Between 1977 and 2001, Richard Sandler walked the streets of Boston and New York City with a Leica in hand, constantly taking photos of strangers. In his book, The Eyes of the City, the photographer and photo-journalist showcases an impressive retrospective of decades worth of work.
From the subway to the streets, Sandler’s black and white street photography tapped into the pulse of the cities he shot in. He captured the grit and the glamor, the beauty and the decay, the surface and a glimpse into the psyche. The fascinating collection is “a cyclone of faces, furs and filth,” says TIME.
The book’s title is a nod to Sandler’s skilled eye at capturing a scene just as much as it is about the eyes of the characters he’s frozen in time. “It’s about getting photographs where either people are looking in a penetrating way at me or looking at something else in a very interesting way that maybe poses a bunch of questions. So it is my eyes; I’m seeing these things. But it’s a two-way street and two kinds of pictures,” Sandler said.

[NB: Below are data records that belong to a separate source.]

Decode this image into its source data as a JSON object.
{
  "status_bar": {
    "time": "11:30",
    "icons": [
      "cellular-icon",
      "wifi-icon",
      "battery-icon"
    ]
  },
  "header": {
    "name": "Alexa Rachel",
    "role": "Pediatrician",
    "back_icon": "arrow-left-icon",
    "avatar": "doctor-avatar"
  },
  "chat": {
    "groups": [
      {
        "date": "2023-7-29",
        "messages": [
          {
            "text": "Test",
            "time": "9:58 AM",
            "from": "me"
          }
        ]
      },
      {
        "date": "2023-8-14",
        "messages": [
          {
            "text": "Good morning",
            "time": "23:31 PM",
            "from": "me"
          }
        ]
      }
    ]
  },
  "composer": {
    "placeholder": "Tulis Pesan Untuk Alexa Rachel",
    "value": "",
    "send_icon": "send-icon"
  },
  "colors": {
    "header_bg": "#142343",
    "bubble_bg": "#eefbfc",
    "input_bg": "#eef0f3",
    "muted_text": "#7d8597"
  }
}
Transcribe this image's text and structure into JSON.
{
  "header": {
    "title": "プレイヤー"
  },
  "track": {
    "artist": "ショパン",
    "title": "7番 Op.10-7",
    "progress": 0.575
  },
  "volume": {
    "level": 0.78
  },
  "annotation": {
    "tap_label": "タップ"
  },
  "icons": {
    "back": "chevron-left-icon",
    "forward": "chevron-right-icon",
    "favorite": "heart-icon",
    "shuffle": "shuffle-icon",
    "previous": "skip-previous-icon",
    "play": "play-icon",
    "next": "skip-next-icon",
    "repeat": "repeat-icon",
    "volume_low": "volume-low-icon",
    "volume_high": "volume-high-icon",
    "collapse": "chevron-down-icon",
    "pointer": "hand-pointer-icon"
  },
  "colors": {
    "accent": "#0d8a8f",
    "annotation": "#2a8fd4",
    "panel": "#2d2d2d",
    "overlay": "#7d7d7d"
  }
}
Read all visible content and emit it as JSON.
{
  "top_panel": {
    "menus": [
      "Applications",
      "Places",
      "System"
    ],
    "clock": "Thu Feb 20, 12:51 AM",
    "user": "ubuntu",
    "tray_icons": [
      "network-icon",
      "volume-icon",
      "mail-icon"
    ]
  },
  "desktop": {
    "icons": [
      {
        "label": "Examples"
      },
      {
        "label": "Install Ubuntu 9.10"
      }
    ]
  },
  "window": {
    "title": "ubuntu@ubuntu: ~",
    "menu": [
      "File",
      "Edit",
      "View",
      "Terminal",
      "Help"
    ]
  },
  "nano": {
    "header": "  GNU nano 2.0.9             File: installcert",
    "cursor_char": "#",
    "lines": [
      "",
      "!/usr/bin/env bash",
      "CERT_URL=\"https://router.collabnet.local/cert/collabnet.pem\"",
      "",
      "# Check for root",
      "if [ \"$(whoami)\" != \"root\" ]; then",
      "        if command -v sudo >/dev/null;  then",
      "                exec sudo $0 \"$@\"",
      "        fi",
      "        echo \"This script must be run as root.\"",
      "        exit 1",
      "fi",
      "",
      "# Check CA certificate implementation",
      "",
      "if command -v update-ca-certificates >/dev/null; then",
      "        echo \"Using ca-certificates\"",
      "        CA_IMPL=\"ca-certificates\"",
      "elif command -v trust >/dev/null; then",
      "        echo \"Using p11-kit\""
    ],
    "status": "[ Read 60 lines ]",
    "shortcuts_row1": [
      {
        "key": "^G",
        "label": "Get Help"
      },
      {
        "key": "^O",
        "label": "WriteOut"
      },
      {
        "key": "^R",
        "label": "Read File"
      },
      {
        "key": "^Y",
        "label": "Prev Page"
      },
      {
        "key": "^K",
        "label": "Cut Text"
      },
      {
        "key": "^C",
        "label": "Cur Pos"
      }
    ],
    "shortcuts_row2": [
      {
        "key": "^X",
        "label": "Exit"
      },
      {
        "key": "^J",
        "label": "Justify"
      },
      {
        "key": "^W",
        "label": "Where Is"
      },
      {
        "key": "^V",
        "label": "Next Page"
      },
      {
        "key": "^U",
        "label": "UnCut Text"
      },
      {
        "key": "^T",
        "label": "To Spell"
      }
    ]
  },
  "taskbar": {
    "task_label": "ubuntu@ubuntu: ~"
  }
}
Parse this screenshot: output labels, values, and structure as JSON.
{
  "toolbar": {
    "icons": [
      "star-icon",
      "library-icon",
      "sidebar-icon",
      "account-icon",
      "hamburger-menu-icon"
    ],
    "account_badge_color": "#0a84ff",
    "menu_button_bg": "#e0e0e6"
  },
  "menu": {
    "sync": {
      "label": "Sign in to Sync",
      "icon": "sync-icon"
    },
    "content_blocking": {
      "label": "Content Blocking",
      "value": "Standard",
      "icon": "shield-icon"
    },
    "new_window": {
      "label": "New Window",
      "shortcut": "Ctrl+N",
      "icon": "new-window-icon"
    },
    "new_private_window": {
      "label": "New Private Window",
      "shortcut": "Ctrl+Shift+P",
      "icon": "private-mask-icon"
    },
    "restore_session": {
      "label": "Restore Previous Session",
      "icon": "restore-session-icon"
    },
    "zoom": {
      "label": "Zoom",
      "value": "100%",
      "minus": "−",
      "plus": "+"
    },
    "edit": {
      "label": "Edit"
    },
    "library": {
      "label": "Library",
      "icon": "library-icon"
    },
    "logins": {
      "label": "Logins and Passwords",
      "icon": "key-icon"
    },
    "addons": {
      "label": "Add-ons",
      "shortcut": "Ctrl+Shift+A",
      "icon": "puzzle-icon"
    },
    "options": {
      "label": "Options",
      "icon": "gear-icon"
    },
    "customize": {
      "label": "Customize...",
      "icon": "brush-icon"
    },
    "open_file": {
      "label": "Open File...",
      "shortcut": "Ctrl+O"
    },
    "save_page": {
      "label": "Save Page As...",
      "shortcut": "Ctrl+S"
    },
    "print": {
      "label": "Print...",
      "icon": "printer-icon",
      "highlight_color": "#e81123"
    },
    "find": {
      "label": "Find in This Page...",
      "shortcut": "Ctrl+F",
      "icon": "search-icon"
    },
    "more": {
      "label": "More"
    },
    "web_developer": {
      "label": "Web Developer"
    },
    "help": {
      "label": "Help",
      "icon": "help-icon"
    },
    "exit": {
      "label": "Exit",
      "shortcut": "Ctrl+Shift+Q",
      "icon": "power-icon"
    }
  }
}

In recent years Sandler has chosen documentary filmmaking over still photography as he believes the proliferation of cell phones has taken the life out of his subjects. “There is nothing more boring, nothing more nondescript and vacant than a person on a cell phone walking down the street. They seem to be out of the game,” Sandler said. “People are walking around in bubbles.”
Ironically, the rise of social media has given Sandler the strongest following of his career. His voice, ignored by the art photography world for so long, has finally found its place in contemporary conversation.